Dreyfus pursues the reform of the Administrative Appeal Tribunal


Dreyfus said that argument was proof that Dutton and other former coalition cabinet ministers had packed the court with political allies.

“Yes, the AAT is stacked with political appointees and that’s because he and his colleagues spent nearly a decade stacking the AAT with political appointees,” Dreyfus told parliament.

“They are attacking their own miserable record.”

Allegations of bullying by tribunal members emerged on Monday after Queensland Labor Senator Nita Green asked the tribunal’s chief operating officer, Jamie Crew, about the number of members subject to complaints.

Crew said 19 members, including senior members and vice presidents, had received more than one complaint of bullying, harassment or discrimination against them since July 2016. Two of those members have since left. One member was the subject of five complaints.

“This is totally unacceptable, and this is yet another problem that our government will have to tackle,” Dreyfus told parliament.

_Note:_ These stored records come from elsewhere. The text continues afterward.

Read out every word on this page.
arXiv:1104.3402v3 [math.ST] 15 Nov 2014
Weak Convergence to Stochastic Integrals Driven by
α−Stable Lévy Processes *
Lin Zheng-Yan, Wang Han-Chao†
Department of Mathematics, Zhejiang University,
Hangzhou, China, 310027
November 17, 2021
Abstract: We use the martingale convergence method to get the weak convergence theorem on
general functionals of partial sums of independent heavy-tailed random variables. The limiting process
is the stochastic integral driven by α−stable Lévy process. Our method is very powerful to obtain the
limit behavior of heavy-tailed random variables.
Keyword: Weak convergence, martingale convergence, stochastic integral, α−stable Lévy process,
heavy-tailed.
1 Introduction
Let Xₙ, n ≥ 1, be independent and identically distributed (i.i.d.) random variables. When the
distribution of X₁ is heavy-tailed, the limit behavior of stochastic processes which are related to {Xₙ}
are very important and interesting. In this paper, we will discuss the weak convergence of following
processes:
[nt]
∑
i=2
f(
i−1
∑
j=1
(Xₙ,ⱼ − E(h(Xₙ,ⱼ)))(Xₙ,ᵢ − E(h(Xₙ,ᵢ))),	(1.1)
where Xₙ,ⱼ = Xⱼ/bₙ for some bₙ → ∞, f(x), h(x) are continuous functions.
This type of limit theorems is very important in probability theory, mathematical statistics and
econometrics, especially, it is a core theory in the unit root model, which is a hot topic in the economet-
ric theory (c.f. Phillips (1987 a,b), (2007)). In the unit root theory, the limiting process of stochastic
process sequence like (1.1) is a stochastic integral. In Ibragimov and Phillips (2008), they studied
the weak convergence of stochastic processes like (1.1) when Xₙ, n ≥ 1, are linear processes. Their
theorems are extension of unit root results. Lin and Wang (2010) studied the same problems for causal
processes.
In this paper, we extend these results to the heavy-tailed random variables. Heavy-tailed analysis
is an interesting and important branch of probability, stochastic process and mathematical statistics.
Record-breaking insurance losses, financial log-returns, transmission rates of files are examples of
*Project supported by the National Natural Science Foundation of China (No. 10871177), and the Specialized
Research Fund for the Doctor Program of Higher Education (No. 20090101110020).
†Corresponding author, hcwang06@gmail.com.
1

The AAT has not released the names of the members who have been the subject of complaints. The court had 311 members at the end of June this year, 11 of them with the status of judges, some of them being judges of the Federal Court and the Family Court.

The other 300 are non-judicial members from diverse backgrounds who work in five divisions: general, tax, national disability insurance, migration and social services.

Jobs in the AAT are statutory appointments for a maximum of seven years. Salaries for full-time members range from $193,990 to $496,560 for vice presidents.

Analysis of appointments by the Australia Institute, a progressive think tank, examined 974 appointments to the AAT and its precursors since 1996 and found a significant increase in political appointments after the Coalition was elected in 2013.